I will consider this short work a successful tool if it provides a springboard for discussions of faith and politics from a biblical perspective. It will be an advance if we question some of the prevailing notions. If somehow, Christian thought about governmental matters can be anchored to biblical paradigms, and also be refined by historical and systematic theological factors, then hopefully one can at least avoid many of the mistakes of the past. Indeed, if most Christians could simply avoid the errors of the past and formulate matters of state avoiding those mis-steps, most of us would be better off.

Admittedly, repairing the public square is a large and multi-generational project. We also did not devolve into our problems quickly; neither will we necessarily resurface from serious structural problems too quickly. Nevertheless, Christians are called to practice what we preach: reliance on the sovereignty of God over the machinations of man or party, and a steady trust in the tools that God gives—prayer, his Word, and the sacraments—over placing confidence in princes, armies, or undeliberated quick fixes.

While each Christian may not be called to hold office, vote on legislation, or lobby, every Christian has at least two spheres of lasting influence: in the home and in the church. First, in one’s home, one may carry out thoughtful discussions, disciple and mentor other family members and friends, and seek to carry that small precinct for the candidate of choice. There is no reason to abdicate the home; nor should individuals as citizens be gagged. Second, in one’s church—though we do not recommend endorsements or simplistic voters’ guides (which always contain their own biases)—believers are called specifically: (1) to pass on to the next generation the faithful teachings of Scripture (2 Tim. 2:2) as they bear on political ideas, (2) to teach and disciple the youth as we journey through life (Dt. 6:1-5), and (3) to teach all things that Christ has commanded (Mt. 28:18-20). If we are also (4) to “take every thought captive” unto the obedience of Christ (2 Cor. 10:5), we must strike the balance between the view of James Thornwell and others, who made it clear that the mission and thrust of the church should never be confused with political activism,[3] and Abraham Kuyper, who taught that there is not a single inch of the universe, over which King Jesus did not claim, “Mine!”

That mature and balanced posture might lead to many other advances.

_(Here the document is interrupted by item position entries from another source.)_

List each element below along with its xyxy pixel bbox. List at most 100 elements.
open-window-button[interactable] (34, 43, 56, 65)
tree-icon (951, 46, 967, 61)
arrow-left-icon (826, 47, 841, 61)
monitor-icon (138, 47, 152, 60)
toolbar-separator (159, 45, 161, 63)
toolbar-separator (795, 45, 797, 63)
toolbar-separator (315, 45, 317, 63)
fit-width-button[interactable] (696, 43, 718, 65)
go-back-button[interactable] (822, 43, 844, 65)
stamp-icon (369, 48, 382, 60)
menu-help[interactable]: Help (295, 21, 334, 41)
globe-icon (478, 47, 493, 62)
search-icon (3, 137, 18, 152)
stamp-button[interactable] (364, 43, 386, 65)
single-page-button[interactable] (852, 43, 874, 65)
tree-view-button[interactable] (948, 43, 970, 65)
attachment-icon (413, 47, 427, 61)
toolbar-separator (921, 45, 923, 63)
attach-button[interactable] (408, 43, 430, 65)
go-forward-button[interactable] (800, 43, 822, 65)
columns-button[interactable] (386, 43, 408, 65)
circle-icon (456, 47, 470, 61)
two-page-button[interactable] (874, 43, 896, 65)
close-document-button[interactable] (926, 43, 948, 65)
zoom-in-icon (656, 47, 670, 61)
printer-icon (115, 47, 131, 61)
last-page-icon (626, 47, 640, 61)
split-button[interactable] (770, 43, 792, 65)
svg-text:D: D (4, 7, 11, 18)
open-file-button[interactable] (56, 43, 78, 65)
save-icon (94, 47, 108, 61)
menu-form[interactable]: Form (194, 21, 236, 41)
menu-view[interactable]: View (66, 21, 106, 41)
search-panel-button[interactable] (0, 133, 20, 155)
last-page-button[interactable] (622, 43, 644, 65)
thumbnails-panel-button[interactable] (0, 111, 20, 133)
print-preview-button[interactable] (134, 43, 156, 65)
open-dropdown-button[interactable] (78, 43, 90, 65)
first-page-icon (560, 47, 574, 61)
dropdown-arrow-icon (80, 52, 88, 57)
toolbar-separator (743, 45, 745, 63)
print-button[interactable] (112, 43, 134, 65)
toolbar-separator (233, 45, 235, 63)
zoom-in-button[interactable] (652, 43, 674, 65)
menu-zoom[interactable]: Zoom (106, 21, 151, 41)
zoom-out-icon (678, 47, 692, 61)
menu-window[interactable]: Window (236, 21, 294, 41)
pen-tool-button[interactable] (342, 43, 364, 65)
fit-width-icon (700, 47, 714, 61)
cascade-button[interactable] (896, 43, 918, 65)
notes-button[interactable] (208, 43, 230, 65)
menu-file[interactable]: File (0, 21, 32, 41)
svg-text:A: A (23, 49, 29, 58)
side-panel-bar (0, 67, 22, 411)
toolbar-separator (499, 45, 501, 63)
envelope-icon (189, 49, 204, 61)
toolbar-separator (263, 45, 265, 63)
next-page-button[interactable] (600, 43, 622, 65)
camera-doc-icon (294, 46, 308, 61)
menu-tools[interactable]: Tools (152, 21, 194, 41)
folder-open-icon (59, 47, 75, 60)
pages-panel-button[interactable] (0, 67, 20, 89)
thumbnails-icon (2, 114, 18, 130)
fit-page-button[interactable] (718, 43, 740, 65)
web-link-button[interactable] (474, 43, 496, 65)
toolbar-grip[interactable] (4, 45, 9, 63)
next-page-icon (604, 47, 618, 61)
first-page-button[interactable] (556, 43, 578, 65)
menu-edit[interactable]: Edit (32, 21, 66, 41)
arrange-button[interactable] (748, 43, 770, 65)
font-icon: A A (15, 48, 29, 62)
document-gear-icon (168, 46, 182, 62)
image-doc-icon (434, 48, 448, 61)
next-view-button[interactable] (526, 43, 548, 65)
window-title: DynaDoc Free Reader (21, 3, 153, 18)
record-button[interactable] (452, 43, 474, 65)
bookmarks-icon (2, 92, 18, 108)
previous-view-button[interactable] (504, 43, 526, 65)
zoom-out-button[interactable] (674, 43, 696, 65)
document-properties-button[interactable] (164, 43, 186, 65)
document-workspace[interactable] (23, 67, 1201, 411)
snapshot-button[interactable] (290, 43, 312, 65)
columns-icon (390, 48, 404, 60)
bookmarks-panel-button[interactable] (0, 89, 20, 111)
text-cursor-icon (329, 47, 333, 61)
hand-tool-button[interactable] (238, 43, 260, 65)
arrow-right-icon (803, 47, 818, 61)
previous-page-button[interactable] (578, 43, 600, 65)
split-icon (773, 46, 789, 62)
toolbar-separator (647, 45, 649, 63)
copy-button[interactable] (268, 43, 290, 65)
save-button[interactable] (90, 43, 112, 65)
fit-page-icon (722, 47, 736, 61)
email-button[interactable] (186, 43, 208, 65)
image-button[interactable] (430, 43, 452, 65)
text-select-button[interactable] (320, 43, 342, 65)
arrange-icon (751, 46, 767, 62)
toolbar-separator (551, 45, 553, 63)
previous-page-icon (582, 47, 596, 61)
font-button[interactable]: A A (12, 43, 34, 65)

What is even more promising, though, than merely exploring is to find patterns that are sound, intransient, and more enduring than the enfeebled models of a few individuals, yesterday’s elite, or the agendas of a partisan caucus. Wisdom greater than our own is inevitably needed for that. Thankfully, God has not been silent on the most important matters of life. Politics is certainly one of those.


David Hall is the Senior Pastor of the historic Midway Presbyterian Church (PCA) in Powder Springs, Georgia. He has authored and edited numerous works, including Calvin In The Public Square and On Reforming Worship.  


Related Links

"Don't Give Up on the Public Square" by David Hall

"Patience and Maturity" by Gabriel Williams

"Confessional Subscription and Political Discourse" by Carl Trueman

Secular Power, Authority, and Christian Obedience by James Boice

Calvin In The Public Square by David Hall


Notes

[1] For more development and details about this history, see the companion volume to this work, Christian Thought and Government (2020).

[2] For a fuller treatment of the thought of Calvin and his disciples, see my Calvin in the Public Square: Liberal Democracies, Rights, and Civil Liberties (Presbyterian and Reformed, 2009).

[3] Two fine recent works clarifying this point are Michael Horton, The Gospel Commission: Recovering God’s Strategy for Making Disciples (Grand Rapids: Baker Books, 2011) and Kevin DeYoung, What is the Mission of the Church? Making Sense of Social Justice, Shalom, and the Great Commission (Wheaton: Crossway, 2011).